Lyon Capitale : Les origines des manifestations d’octobre 1989 à Leipzig sont multiples, voire controversées.
Elke Urban : Tout a commencé par les prières de paix que l’on avait commencées à faire chaque lundi, d’abord dans l’église Saint-Nicolas, puis dans l’église Saint-Thomas. Ensuite on s’est réuni en périphérie de Leipzig. Il y a eu 4 000 personnes et le 9 octobre, on a eu la surprise de voir 70 000 personnes dans les rues. J’ai encore le tract qui fut imprimé en 25 000 exemplaires et distribué à l’église Saint-Thomas. Il disait “nous sommes un peuple”, et ce message qui rejetait la violence a été très important dans cette révolution. Pour nous, dès le 10 octobre, dès le lendemain, la RDA n’existait plus. Ce fut notre sentiment. Ce qu’il faut savoir, c’est que cela a vraiment été une révolution qui est née du peuple, pas des intellectuels ou des universitaires, des étudiants. Moi j’étais mère de cinq enfants, mon mari travaillait, on était tous dehors.
Petra Löschke : Je suis athée, et je n’ai donc jamais été dans l’église Saint-Nicolas prier avec les autres. En fait il y a eu une convergence de groupes de gens avec des intérêts différents. Le premier est en effet celui qui a travaillé dans l’église, ici, qui a été le point de départ. Mais je reste persuadée que si l’époque n’avait pas été prête, ce serait resté isolé. Une grande partie de la population n’était pas contente. C’est pourquoi ça s’est développé si vite. L’Allemagne était prête : certains voulaient avoir la possibilité de voyager, d’autres comme moi voulaient améliorer le socialisme, le réformer même, d’autres encore voulaient prendre part à la vie de l’Allemagne de l’Ouest, d’autres voulaient travailler à l’Est mais avoir un peu plus de confort, d’autres ne voulaient plus écouter la seule voix du chef du parti.
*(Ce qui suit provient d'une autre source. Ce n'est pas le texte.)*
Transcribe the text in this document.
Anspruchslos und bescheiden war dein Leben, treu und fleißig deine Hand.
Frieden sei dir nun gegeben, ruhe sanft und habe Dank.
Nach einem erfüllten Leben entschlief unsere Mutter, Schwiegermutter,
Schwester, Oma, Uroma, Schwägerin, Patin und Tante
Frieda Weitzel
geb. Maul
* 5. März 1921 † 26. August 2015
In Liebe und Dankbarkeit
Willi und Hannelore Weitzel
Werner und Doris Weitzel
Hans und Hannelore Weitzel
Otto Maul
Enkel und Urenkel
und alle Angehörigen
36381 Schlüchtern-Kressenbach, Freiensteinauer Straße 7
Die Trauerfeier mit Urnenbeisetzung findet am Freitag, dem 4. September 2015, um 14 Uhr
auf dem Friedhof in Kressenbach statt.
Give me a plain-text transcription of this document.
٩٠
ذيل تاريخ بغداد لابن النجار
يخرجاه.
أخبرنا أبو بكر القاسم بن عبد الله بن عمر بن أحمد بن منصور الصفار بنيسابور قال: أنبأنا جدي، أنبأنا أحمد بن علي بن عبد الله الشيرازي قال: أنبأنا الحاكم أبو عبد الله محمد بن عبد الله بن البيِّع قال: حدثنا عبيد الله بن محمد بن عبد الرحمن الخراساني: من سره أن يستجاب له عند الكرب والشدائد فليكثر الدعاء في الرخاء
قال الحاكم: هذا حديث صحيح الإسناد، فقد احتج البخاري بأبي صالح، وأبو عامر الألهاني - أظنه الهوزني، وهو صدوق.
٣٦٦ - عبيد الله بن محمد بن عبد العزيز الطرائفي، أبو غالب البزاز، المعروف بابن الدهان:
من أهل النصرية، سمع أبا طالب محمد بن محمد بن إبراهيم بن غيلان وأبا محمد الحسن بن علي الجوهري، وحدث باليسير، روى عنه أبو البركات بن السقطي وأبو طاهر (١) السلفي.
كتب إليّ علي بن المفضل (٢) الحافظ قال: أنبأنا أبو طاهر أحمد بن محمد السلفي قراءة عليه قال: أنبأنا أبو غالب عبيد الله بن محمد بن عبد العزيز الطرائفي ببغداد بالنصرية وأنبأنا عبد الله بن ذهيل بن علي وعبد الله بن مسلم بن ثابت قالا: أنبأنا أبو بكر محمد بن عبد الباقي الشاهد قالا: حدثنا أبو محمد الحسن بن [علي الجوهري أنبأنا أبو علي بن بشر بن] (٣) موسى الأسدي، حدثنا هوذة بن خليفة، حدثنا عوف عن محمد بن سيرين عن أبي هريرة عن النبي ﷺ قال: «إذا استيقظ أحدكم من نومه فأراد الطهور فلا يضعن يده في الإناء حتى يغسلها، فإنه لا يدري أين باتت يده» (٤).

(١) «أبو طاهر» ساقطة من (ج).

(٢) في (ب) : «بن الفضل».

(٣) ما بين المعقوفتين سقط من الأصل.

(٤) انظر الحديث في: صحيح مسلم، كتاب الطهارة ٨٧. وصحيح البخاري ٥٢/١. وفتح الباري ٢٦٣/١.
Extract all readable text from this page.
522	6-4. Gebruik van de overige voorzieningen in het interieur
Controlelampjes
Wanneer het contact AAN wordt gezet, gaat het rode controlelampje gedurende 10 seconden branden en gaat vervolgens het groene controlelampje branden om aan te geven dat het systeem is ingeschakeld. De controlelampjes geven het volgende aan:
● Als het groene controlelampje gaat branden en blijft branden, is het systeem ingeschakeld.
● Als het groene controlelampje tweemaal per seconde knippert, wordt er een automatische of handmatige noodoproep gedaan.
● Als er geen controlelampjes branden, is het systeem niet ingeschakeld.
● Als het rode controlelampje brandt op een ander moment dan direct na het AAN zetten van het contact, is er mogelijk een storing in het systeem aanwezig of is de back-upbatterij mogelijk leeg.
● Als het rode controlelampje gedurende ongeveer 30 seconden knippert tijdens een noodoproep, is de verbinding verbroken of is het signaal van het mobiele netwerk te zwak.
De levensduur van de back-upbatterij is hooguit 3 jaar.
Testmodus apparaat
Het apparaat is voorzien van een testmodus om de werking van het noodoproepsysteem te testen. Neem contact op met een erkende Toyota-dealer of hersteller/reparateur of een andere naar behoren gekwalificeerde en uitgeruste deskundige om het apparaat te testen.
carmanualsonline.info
Je ne sais plus comment on a tous pris la même direction, et comment on a atteint une telle vitesse. En tout cas le ras-le-bol était général, il a grossi encore et encore. À l’époque, j’avais des enfants, mon mari travaillait dans la recherche et moi auprès d’un conseiller municipal. Toutes les personnes qui ont marché travaillaient.
La ville de Berlin où le Mur est tombé le 9 novembre, et la ville de Leipzig qui a connu l’immense manifestation pacifique du 9 octobre, se disputeraient le rôle de lieu-symbole de la réunification.
Elke Urban : Il faut seulement raconter la vérité de ce qui s’est passé, transmettre cette histoire, interroger les révolutionnaires. On nous a construit un très beau monument à Leipzig, mais ce n’est vraiment pas ça l’important. On a aussi instauré une fête des Lumières, sur le modèle de la fête lyonnaise d’ailleurs.
Petra Löschke : Souvent, ce sont des gens qui n’ont jamais participé aux événements qui entretiennent cette querelle. La plupart des habitants de Leipzig ne se préoccupent pas de cela. Nous sommes plutôt tournés vers l’avenir. Malgré le fait que je sois athée et que je pense que la religion doit rester dans les lieux de culte, le plus beau monument pour moi est un pilier de l’église Saint-Nicolas qui a été sorti. Si on est à son pied et qu’on regarde vers le haut, on a l’impression qu’il porte le ciel. Pour moi, le fait que ce pilier ait été sorti de l’église, ça suffit, c’est un symbole extraordinaire.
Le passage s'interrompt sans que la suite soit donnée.